As I apply the hot wax to the surface, I engage in a physical and tactile experience that serves as a bridge between the internal and external worlds. The act of working with one’s hands and the sensory experience of manipulating the wax can facilitate a deeper connection to the present moment, allowing for a profound exploration of thoughts.
The more we learn to be aware of how our body works energetically and spiritually as well as physically, the more we will know to connect to intuition and feel more present in this reality.
The interesting thing about this artistic technique is that it produces images formed of both colour and line (the tip of the iron can form lines). Lines hint at a representational art, since naturally, we tend to perceive lines as the boundaries that form shapes. We automatically search for shapes bound in lines, trying to understand a structure inherent in the abstract image.
The encaustic wax itself carries a unique quality as it transitions from a solid to a liquid state, and then back to a solid as it cools down. This transformation can metaphorically represent the fluidity of the human experience and the ever-changing nature of emotions and perceptions. In a sense, the process mirrors the cyclical nature of life itself.

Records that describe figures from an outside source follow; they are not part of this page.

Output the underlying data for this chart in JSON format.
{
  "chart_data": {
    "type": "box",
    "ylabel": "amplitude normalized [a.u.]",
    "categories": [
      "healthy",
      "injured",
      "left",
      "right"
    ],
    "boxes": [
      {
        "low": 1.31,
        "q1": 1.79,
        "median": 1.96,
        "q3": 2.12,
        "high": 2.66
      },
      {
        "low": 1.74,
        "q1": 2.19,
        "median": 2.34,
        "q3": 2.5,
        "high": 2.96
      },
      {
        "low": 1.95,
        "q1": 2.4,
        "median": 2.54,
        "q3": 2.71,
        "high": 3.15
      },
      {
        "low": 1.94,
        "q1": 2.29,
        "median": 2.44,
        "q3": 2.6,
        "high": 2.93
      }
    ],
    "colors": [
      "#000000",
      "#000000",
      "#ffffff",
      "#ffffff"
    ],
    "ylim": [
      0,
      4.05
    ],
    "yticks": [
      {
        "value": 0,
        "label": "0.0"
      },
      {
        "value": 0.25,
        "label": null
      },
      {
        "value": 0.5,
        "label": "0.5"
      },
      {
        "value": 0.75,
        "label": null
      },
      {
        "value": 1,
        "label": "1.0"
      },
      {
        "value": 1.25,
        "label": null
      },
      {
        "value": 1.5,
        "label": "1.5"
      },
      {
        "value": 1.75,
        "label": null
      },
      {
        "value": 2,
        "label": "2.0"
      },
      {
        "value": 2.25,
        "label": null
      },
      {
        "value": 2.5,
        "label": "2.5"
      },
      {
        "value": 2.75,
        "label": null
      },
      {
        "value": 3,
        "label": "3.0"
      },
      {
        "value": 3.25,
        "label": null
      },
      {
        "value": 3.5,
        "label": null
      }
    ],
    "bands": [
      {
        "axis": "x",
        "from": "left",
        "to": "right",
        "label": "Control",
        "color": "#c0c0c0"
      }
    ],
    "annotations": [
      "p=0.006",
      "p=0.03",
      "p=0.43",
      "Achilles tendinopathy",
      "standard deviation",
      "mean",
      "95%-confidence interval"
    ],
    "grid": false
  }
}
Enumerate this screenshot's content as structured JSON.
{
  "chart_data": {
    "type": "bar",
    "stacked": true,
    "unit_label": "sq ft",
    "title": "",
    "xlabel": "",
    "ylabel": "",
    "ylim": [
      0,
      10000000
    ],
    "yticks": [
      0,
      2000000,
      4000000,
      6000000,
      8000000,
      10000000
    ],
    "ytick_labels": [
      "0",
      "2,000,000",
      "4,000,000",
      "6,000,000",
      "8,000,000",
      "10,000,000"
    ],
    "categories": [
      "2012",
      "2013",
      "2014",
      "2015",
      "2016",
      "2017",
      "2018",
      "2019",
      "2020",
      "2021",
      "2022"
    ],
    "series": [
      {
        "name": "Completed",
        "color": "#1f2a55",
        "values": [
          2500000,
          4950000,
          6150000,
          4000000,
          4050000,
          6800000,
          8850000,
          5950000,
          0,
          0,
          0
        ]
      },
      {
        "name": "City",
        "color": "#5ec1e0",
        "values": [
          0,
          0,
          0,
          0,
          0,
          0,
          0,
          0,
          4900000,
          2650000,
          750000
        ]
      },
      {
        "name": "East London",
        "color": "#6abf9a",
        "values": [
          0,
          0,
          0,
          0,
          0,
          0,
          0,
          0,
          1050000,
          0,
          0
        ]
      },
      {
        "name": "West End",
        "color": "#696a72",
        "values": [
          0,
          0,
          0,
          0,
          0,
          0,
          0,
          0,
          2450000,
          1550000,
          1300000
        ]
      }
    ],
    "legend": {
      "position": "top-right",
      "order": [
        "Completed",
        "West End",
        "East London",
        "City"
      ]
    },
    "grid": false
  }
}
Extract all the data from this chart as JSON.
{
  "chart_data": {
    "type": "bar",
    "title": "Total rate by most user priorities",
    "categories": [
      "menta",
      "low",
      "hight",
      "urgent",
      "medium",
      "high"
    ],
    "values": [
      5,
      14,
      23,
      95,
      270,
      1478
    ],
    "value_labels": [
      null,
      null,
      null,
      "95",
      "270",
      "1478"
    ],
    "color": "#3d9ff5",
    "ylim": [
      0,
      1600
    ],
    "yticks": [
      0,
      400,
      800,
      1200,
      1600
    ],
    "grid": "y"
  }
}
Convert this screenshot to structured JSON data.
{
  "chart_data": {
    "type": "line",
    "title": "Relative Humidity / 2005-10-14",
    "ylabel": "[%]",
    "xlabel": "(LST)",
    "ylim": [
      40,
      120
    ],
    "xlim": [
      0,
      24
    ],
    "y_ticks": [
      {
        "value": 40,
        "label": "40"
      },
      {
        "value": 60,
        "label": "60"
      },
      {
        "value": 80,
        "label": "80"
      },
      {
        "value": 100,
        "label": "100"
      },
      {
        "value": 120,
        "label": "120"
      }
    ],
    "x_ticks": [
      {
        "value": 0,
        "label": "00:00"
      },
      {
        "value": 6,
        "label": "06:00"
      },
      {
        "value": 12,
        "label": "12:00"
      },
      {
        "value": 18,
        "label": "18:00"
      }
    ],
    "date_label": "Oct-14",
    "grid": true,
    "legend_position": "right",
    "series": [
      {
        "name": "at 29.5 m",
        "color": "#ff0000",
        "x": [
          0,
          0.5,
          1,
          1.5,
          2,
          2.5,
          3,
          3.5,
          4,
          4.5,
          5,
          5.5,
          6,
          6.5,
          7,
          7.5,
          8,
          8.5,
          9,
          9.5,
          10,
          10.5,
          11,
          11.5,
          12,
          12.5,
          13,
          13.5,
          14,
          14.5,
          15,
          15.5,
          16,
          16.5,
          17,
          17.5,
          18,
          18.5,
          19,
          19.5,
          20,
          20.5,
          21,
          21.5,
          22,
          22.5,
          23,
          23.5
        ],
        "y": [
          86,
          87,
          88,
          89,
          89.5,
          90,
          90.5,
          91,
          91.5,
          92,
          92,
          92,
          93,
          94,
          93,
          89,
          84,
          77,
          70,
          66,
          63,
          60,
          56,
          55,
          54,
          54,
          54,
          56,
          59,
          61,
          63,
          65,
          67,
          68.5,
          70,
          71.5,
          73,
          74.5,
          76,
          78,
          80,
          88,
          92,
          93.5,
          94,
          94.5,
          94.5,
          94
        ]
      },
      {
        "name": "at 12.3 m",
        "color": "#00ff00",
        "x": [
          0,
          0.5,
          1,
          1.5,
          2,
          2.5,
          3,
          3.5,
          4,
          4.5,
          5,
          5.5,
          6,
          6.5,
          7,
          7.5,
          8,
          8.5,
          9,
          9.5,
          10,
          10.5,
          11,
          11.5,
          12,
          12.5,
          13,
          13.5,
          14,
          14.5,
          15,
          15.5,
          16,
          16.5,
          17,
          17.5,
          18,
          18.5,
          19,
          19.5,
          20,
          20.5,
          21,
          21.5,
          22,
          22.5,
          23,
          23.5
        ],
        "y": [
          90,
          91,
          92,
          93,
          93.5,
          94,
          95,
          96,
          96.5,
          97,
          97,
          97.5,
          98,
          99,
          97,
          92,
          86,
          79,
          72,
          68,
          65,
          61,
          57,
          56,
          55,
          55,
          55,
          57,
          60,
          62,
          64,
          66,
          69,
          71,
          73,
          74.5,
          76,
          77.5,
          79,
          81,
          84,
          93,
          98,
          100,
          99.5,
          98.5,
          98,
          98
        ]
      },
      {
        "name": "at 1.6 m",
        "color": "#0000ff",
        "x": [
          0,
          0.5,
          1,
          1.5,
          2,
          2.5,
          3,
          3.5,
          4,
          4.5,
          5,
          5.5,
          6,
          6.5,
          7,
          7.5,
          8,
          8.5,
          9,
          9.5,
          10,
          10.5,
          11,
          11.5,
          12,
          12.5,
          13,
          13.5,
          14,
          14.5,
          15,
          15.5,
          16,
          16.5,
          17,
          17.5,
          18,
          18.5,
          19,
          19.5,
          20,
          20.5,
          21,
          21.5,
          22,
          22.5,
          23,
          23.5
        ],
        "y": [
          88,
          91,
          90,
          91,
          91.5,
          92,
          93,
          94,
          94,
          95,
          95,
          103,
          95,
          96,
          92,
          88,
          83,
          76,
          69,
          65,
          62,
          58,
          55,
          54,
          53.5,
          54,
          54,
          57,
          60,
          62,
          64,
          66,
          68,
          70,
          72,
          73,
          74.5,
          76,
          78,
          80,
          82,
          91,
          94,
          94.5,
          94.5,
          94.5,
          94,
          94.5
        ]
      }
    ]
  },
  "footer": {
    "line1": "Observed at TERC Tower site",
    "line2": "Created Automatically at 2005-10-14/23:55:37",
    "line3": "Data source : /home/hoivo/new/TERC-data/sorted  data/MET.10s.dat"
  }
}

By allowing intuitive senses to guide my work, I open up to receive messages, insights, or even symbolic imagery from an imaginary world, the so-called spirit realm. This can be seen as a form of channelling, where the artist becomes a conduit for energies beyond their own understanding. This is not a new idea. William Blake argued that he does nothing, but rather that the spirit works through him.
The resulting artwork becomes a visual representation of this connection between the artist’s inner self and the spirit world. Each stroke of colour, each texture, and each layer of wax can hold meaning and significance that transcend the surface’s appearance.
Perhaps this unconscious reflection occurs while creating these images because most human mental and emotional experiences exist unconsciously, below the surface of perception and beyond the reach of voluntary purposeful thinking. Within this hidden oasis lie strong, untamed and irrational forces that give life and definition to what it means to be an artist.
Painting is a compulsive urge; a way in which I express myself. I feel better and more confident to express the little nuances I see around me in visual forms than in words, maybe because I speak several languages and none of them is actually my own, as such. So, whatever I could describe in words is less significant than seeing an image that can strike you, ‘Yes, that’s me!’
In essence, encaustic wax painting becomes a sacred practice, a form of meditation, and a way to bridge the gap between the material and spiritual aspects of life.
Natalie Dekel, MPhil, is an accredited hypnotherapist (dip HSOH), Reiki Master/Teacher and visionary artist. She has completed her research in Art, Design & Media at Leeds Beckett University. Natalie works with clients using hypnotherapy and other forms of healing and wellbeing therapies such as Reiki, Access Bar, Hatha Yoga, Integrated energy and spiritual guidance. She is also Yoga Teacher and trained in Integrated Energy Therapy (IET). Natalie co-authored the ‘Energy Book’, available on Amazon.